Левитин. Это совершенно другое дело: речь идет о социалистической демократии. О какой, действительно, демократии может идти речь, если важнейший, принципиальный документ, подписанный и ратифицированный, не только не проведен в жизнь, но даже не опубликован?
Чертихин. Вы сбиваете людей с толку, Анатолий Эммануилович, их одурачиваете. Мы не можем с этим мириться.
Левитин. Уважаемый коллега! Прежде всего не стройте из себя сироту казанскую и не разыгрывайте роль обиженного. Можно подумать, что вы сидите в Ново-Кузьминках и печатаете свои статьи в двадцати экземплярах, а я их печатаю миллионными тиражами. В письме к Никодиму я привожу свой ответ лагерному оперуполномоченному, предложившему мне стать стукачом:
«Если эти люди говорят неправду, их надо опровергать, а если говорят правду, с ними надо согласиться».
Голоса. Знаем, читали.
Левитин. Если я пишу неправду, так вам, заведующему Политиздатом, ее опровергнуть легче, чем кому бы то ни было. Вас же читают десятки тысяч человек.
Романов. Десятки миллионов.
Левитин. Тем более. Что же вы не опровергаете?
Чертихин. Нам не до этого.
Левитин. А теперь чего вы всполошились? И чего вы сюда пришли?
Чертихин. Пришелся случай. Вот и сказали.

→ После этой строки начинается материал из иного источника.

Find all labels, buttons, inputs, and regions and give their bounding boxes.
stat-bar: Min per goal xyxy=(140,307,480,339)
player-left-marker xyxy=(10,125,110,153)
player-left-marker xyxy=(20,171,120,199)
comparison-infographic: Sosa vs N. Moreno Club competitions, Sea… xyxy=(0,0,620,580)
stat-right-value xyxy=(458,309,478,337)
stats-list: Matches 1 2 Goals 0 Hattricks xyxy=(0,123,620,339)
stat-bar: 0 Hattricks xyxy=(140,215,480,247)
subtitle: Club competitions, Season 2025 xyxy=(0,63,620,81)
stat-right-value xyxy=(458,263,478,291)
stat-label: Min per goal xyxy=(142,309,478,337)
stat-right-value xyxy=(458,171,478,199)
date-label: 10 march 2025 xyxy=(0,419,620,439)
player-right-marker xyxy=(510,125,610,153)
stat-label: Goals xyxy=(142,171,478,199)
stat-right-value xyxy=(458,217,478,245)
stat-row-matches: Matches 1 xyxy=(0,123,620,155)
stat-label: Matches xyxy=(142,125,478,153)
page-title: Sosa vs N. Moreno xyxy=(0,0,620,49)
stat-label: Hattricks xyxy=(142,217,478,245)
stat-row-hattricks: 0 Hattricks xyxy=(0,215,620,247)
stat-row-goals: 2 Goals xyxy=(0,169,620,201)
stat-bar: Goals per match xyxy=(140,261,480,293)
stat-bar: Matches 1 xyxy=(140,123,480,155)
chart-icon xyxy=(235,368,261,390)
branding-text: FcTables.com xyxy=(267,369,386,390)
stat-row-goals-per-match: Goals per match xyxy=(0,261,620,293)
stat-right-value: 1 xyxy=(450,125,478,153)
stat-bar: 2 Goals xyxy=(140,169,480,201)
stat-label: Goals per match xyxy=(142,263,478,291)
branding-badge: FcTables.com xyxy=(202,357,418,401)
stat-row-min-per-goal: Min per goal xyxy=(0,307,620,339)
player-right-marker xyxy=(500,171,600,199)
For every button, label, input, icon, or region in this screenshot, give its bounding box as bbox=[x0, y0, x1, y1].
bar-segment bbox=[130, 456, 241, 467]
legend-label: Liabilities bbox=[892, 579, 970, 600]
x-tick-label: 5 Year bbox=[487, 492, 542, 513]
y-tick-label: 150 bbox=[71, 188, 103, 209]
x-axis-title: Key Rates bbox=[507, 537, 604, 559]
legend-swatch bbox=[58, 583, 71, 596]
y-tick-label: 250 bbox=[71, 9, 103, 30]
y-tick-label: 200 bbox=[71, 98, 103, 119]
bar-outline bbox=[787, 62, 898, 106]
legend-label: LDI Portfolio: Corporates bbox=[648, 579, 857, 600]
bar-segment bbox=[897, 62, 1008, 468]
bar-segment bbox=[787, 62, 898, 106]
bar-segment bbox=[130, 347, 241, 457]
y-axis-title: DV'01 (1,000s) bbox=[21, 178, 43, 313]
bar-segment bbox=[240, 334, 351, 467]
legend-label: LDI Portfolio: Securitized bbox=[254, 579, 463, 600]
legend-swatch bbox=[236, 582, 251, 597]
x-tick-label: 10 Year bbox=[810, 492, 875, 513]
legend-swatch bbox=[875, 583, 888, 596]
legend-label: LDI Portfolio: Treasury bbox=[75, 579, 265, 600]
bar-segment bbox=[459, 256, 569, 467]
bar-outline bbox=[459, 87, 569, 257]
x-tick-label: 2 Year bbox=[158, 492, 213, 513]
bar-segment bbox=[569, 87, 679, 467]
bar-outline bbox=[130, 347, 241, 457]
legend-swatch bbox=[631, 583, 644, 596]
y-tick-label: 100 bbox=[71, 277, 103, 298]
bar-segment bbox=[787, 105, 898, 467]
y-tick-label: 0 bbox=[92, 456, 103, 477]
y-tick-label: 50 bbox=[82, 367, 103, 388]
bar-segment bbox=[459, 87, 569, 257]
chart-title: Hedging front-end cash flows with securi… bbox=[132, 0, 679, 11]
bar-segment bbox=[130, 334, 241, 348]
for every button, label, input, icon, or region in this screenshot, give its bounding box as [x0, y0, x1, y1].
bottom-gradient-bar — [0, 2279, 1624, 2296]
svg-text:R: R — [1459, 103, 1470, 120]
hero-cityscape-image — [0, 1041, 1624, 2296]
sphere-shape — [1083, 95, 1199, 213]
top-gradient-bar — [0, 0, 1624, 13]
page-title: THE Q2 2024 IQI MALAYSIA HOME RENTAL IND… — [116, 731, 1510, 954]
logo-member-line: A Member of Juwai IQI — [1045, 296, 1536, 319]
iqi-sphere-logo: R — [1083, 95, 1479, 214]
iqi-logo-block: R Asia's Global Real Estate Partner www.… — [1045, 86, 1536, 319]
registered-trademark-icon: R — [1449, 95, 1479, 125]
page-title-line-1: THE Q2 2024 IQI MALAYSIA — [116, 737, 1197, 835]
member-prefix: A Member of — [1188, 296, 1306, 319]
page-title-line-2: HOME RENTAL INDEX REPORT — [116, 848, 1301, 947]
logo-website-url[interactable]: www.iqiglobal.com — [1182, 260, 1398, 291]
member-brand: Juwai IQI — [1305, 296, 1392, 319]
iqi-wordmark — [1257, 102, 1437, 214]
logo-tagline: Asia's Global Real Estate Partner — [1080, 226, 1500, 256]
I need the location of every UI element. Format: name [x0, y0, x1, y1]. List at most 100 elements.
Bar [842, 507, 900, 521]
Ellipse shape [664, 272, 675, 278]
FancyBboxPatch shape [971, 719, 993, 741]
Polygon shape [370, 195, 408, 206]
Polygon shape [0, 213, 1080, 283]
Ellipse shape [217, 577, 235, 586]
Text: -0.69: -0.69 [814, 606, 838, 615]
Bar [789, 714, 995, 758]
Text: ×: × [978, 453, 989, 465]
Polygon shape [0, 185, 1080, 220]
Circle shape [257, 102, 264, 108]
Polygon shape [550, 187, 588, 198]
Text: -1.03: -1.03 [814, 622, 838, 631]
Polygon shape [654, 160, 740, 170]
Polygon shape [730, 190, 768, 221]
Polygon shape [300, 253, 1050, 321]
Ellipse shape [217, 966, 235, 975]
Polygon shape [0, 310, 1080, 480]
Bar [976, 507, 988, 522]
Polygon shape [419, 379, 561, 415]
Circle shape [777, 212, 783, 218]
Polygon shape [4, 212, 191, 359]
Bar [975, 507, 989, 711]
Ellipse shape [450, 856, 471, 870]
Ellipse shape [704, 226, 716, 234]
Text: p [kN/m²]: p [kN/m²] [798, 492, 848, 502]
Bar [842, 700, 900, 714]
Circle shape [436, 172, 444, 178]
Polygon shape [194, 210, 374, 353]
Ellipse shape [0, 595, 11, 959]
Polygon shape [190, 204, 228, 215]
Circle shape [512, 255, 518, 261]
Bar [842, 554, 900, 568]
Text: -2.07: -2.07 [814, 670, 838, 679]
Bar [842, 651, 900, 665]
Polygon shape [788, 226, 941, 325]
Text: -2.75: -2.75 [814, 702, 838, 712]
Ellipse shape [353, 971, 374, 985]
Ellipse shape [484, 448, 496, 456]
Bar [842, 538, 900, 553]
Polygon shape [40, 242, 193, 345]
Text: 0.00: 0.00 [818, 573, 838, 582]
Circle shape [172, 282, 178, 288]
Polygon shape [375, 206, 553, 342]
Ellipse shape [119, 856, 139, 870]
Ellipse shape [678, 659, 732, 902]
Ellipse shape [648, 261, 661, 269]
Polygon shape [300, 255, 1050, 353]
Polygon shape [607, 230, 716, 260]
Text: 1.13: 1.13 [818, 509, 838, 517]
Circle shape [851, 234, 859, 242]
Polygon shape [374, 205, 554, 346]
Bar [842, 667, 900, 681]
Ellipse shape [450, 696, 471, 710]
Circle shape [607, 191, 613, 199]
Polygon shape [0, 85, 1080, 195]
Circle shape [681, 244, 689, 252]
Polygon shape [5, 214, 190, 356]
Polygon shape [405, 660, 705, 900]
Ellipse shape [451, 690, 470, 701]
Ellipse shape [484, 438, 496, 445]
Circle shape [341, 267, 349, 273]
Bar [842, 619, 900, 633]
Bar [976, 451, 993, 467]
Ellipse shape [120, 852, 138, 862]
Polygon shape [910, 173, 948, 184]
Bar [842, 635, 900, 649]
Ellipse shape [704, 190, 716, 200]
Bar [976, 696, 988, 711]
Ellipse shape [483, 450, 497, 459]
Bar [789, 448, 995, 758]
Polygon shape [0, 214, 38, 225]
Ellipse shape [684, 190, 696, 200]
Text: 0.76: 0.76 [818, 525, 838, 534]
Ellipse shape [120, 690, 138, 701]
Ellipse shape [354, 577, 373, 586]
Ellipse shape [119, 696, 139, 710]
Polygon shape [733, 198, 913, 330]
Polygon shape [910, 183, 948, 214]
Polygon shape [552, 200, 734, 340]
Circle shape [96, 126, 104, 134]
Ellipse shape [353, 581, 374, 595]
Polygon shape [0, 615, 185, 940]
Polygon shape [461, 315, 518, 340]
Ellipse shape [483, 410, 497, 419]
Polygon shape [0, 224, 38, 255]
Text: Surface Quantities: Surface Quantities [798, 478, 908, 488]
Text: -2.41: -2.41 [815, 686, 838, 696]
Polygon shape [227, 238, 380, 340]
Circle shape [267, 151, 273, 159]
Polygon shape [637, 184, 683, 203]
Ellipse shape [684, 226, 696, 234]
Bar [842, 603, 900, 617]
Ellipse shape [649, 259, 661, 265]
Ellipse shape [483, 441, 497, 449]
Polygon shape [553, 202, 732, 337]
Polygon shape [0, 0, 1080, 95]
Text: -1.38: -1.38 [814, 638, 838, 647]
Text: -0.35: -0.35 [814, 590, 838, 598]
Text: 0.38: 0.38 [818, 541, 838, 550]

Трушин. (Читает по бумажке). Когда он услышал, что здесь находится уполномоченный Совета по делам Православной Церкви, он сразу сделал против меня выпад, назвав меня диктатором московской Церкви. (Смешки. Чей-то голос: «Как же обер-прокурор»). На самом деле все это неверно. Все знают, что мы действуем в строгом соответствии с законом. И на последнем совещании уполномоченных это было специально указано. Все дело в том, что Анатолий Эммануилович оторвался от жизни. К нему ходят священники, которых мы снимаем с регистрации. Есть священники, которые нарушают законы, и их мы снимаем. Не можем же мы их не снимать, потому что Левитину это не нравится. И Анатолий Эммануилович им верит. Почему ему не обратиться к нам за разъяснениями. Я получаю много писем и на них всегда отвечаю.
Романов. К вам Анатолий Эммануилович обращался когда-нибудь?
Трушин. Никогда. Между тем для него открыты все двери: и Дом научного атеизма, и все редакции, и все инстанции. Для чего же вы избираете путь такого закрытого распространения ваших произведений?
Левитин. К сожалению, не очень закрытого. Вы их все знаете. Кстати, откуда вы их знаете?
Майор Шилкин. Это мы вам все объясним. Анатолий Эммануилович.
Трушин. Или вот вы работаете истопником. Это же одно лишь прикрытие. На 35 рублей нельзя жить.
Майор Шилкин. Да еще оплачивать машинисток.
Григорян. Анатолий Эммануилович! Разрешите вам сказать, как журналист журналисту. Ведь прежде всего, когда к вам поступает материал, вы его должны проверить, потом дать сигнал в ту или иную инстанцию, а потом уже публиковать. Вы же часто публикуете материал шестимесячной давности, факты, уже давно исправленные.
Левитин. Все это одни разговоры. Укажите такие факты.
Романов. Вы касаетесь в ваших статьях буквально всех сторон общественной жизни. И буквально в каждой статье — о культе личности. Все уж о нем забыли. Надо ли писать об этом?
Григорян. Нет, писать о культе личности надо, когда имеются его остатки.